Natural scrolling (Mac) vs Reverse scrolling (Windows)
I recently had to work on a windows laptop, and was frustrated with the scrolling. I faced the same issue when I switched from windows to Mac few years ago. It got me thinking why there are two opposite standards.
Assume that this article is a long physical page, and the user is only seeing a part of this page.

Natural Scrolling (Mac)
Natural Scrolling assumes that users are scrolling the page itself, where as the screen is static.

When a user touches a touch screen, the scrolling behavior is intuitive. The touchpad of a mac acts as a touch screen device.
Mac autohides the scrollbar and it is only visible during the scrolling to give the user an idea about the length of the page. Though it brings with it, its own set of new problems. Scrollbar is an excellent signifier to show the affordance of scrollability in a page. Sometimes the landing screen seems like a complete page, and user doesn’t scroll to check if there is any more content below.
Reverse Scrolling (Windows)
Windows assumes that the page is static and user needs to scroll the viewport(display), on the portion of page, user wants to see. If user wants to see lower part of the page, scroll down and vice-versa.

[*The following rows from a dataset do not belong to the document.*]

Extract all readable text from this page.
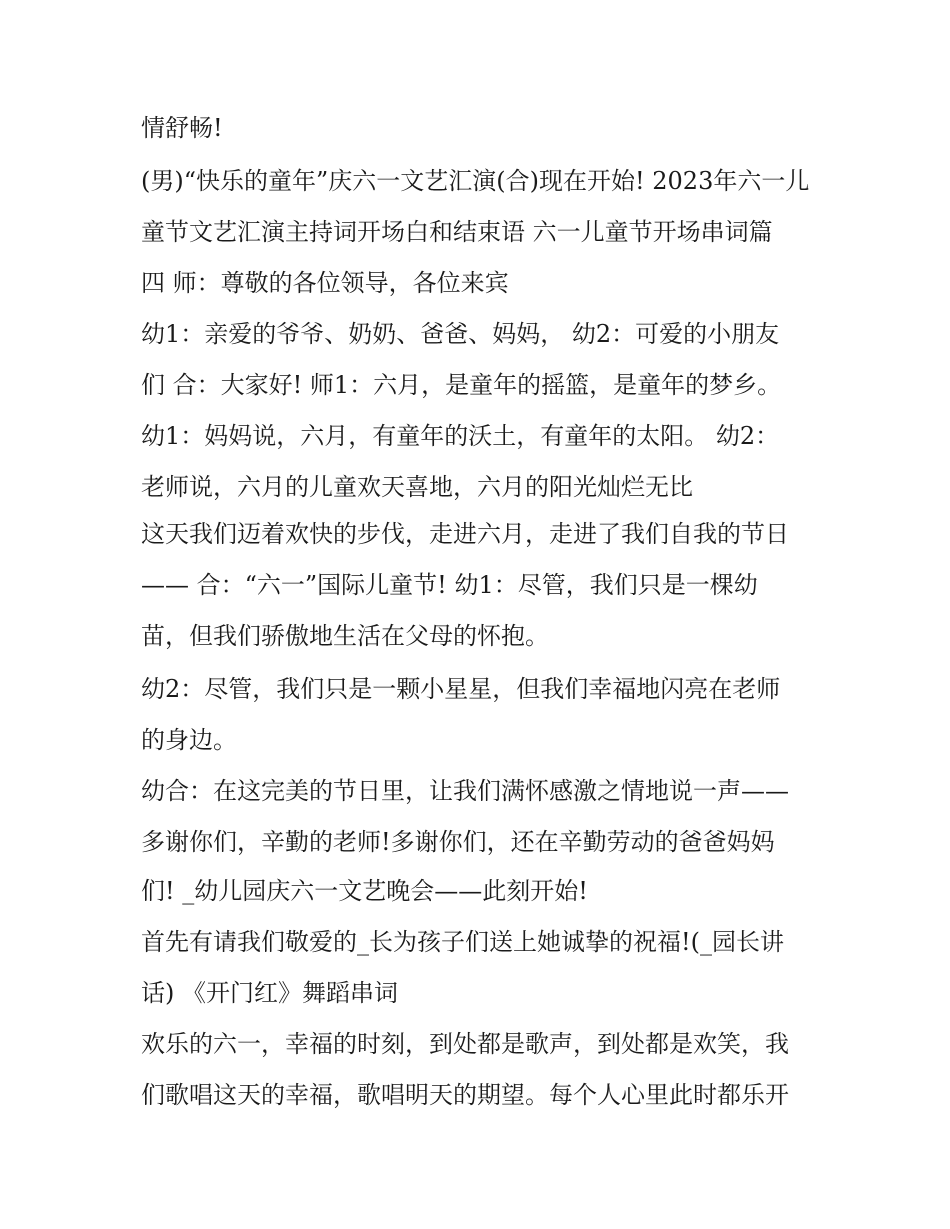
情舒畅!
(男)“快乐的童年”庆六一文艺汇演(合)现在开始! 2023年六一儿
童节文艺汇演主持词开场白和结束语 六一儿童节开场串词篇
四 师：尊敬的各位领导，各位来宾
幼1：亲爱的爷爷、奶奶、爸爸、妈妈， 幼2：可爱的小朋友
们 合：大家好! 师1：六月，是童年的摇篮，是童年的梦乡。
幼1：妈妈说，六月，有童年的沃土，有童年的太阳。 幼2：
老师说，六月的儿童欢天喜地，六月的阳光灿烂无比
这天我们迈着欢快的步伐，走进六月，走进了我们自我的节日
—— 合：“六一”国际儿童节! 幼1：尽管，我们只是一棵幼
苗，但我们骄傲地生活在父母的怀抱。
幼2：尽管，我们只是一颗小星星，但我们幸福地闪亮在老师
的身边。
幼合：在这完美的节日里，让我们满怀感激之情地说一声——
多谢你们，辛勤的老师!多谢你们，还在辛勤劳动的爸爸妈妈
们! _幼儿园庆六一文艺晚会——此刻开始!
首先有请我们敬爱的_长为孩子们送上她诚挚的祝福!(_园长讲
话) 《开门红》舞蹈串词
欢乐的六一，幸福的时刻，到处都是歌声，到处都是欢笑，我
们歌唱这天的幸福，歌唱明天的期望。每个人心里此时都乐开
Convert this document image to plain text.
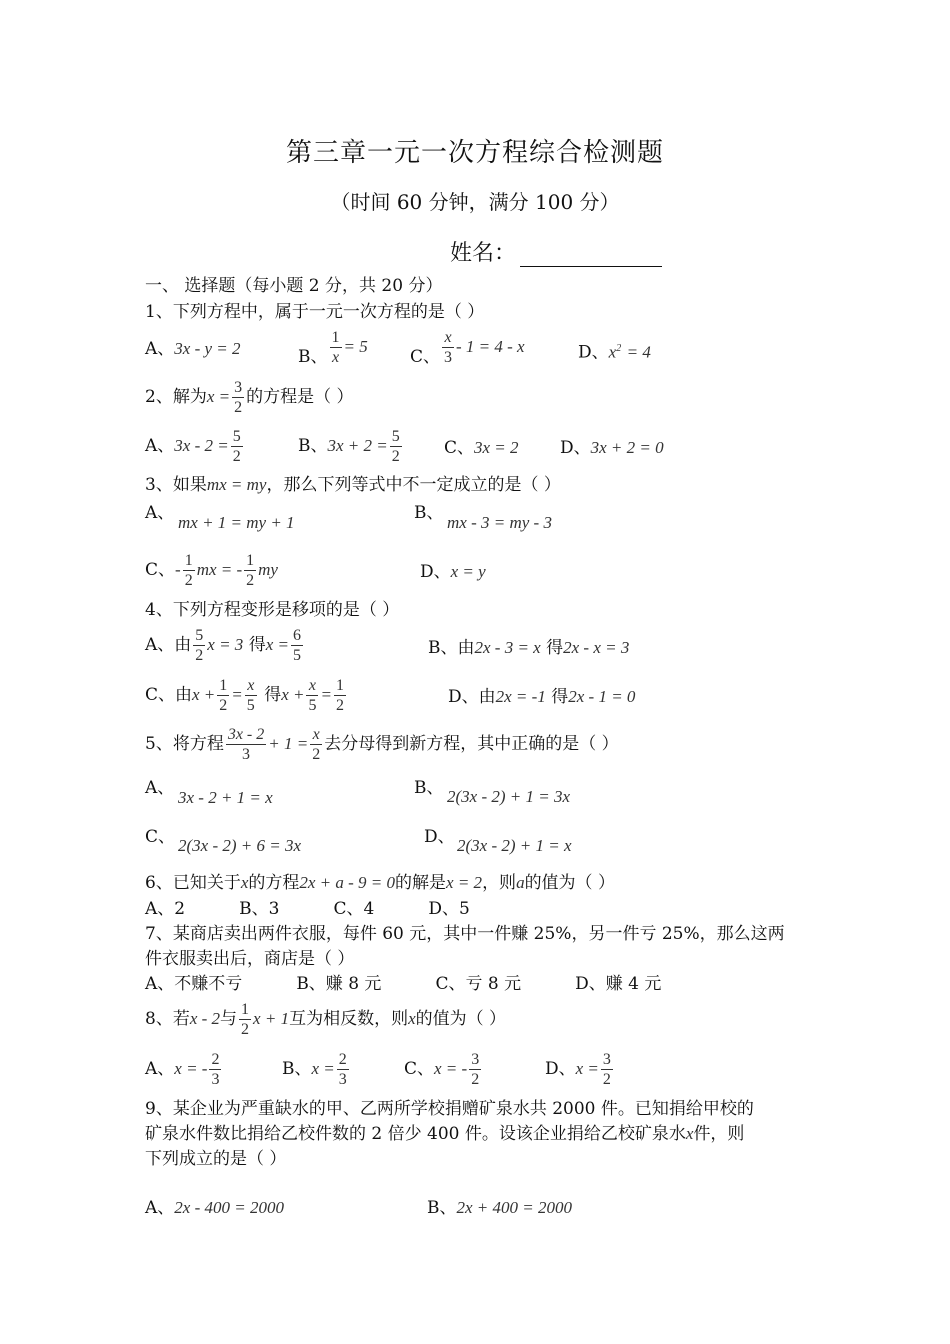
第三章一元一次方程综合检测题
（时间 60 分钟，满分 100 分）
姓名：
一、 选择题（每小题 2 分，共 20 分）
1、下列方程中，属于一元一次方程的是（ ）
A、3x - y = 2	B、 $\frac{1}{x} = 5$
C、 $\frac{x}{3} - 1 = 4 - x$	D、$x^2 = 4$
2、解为$x = \frac{3}{2}$ 的方程是（ ）
A、$3x - 2 = \frac{5}{2}$	B、$3x + 2 = \frac{5}{2}$ C、3x = 2 D、3x + 2 = 0
3、如果mx = my，那么下列等式中不一定成立的是（ ）
A、 mx + 1 = my + 1	B、 mx - 3 = my - 3
C、- $\frac{1}{2}$ mx = - $\frac{1}{2}$ my	D、x = y
4、下列方程变形是移项的是（ ）
A、由 $\frac{5}{2}$ x = 3 得$x = \frac{6}{5}$	B、由2x - 3 = x 得2x - x = 3
C、由$x + \frac{1}{2} = \frac{x}{5}$ 得$x + \frac{x}{5} = \frac{1}{2}$	D、由2x = -1 得2x - 1 = 0
5、将方程 $\frac{3x - 2}{3} + 1 = \frac{x}{2}$ 去分母得到新方程，其中正确的是（ ）
A、 3x - 2 + 1 = x	B、 2(3x - 2) + 1 = 3x
C、 2(3x - 2) + 6 = 3x	D、 2(3x - 2) + 1 = x
6、已知关于x的方程2x + a - 9 = 0的解是x = 2，则a的值为（ ）
A、2          B、3          C、4          D、5
7、某商店卖出两件衣服，每件 60 元，其中一件赚 25%，另一件亏 25%，那么这两
件衣服卖出后，商店是（ ）
A、不赚不亏          B、赚 8 元          C、亏 8 元          D、赚 4 元
8、若x - 2与 $\frac{1}{2}$ x + 1互为相反数，则x的值为（ ）
A、x = - $\frac{2}{3}$	B、$x = \frac{2}{3}$	C、x = - $\frac{3}{2}$	D、$x = \frac{3}{2}$
9、某企业为严重缺水的甲、乙两所学校捐赠矿泉水共 2000 件。已知捐给甲校的
矿泉水件数比捐给乙校件数的 2 倍少 400 件。设该企业捐给乙校矿泉水x件，则
下列成立的是（ ）
A、2x - 400 = 2000	B、2x + 400 = 2000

Another way to look at reverse scrolling is that the user is interacting with the scrollbar, rather than the page.
A Little History
Before the addition of scrolling wheels to the mouse, page could be scrolled through keyboard buttons-cursor arrow keys or mouse interacting with the scroll bar. For arrow keys, metaphor used was to scroll the viewport which seems more natural (By pressing down, users can view the content below and vice-versa). So the same metaphor was adopted for scrolling wheels to keep consistency.
The first trackpad scrolling mimicked how mouse scrolling worked. And the first scrolling mouse had physical wheels (many still do). If you imagine the scroll wheel sitting on a paper you were reading, the reverse scrolling direction is intuitive — the content moves in the direction the wheel would push it.
With the advent of touch screen, the natural scrolling seems more intuitive as the user is directly interacting with the page. If the user swipes up, the page moves up (mental model-it moves due to friction from the hands of the user like a real paper). A few years ago, Apple switched their scrolling direction to follow this analogy as the touch screen is growing in popularity and to support a uniform standard across its all devices. The touchpad of a mac acts as a touch screen device.
Windows haven’t switched to natural scrolling to support its legacy customers. Though it follows natural scrolling in its touch devices.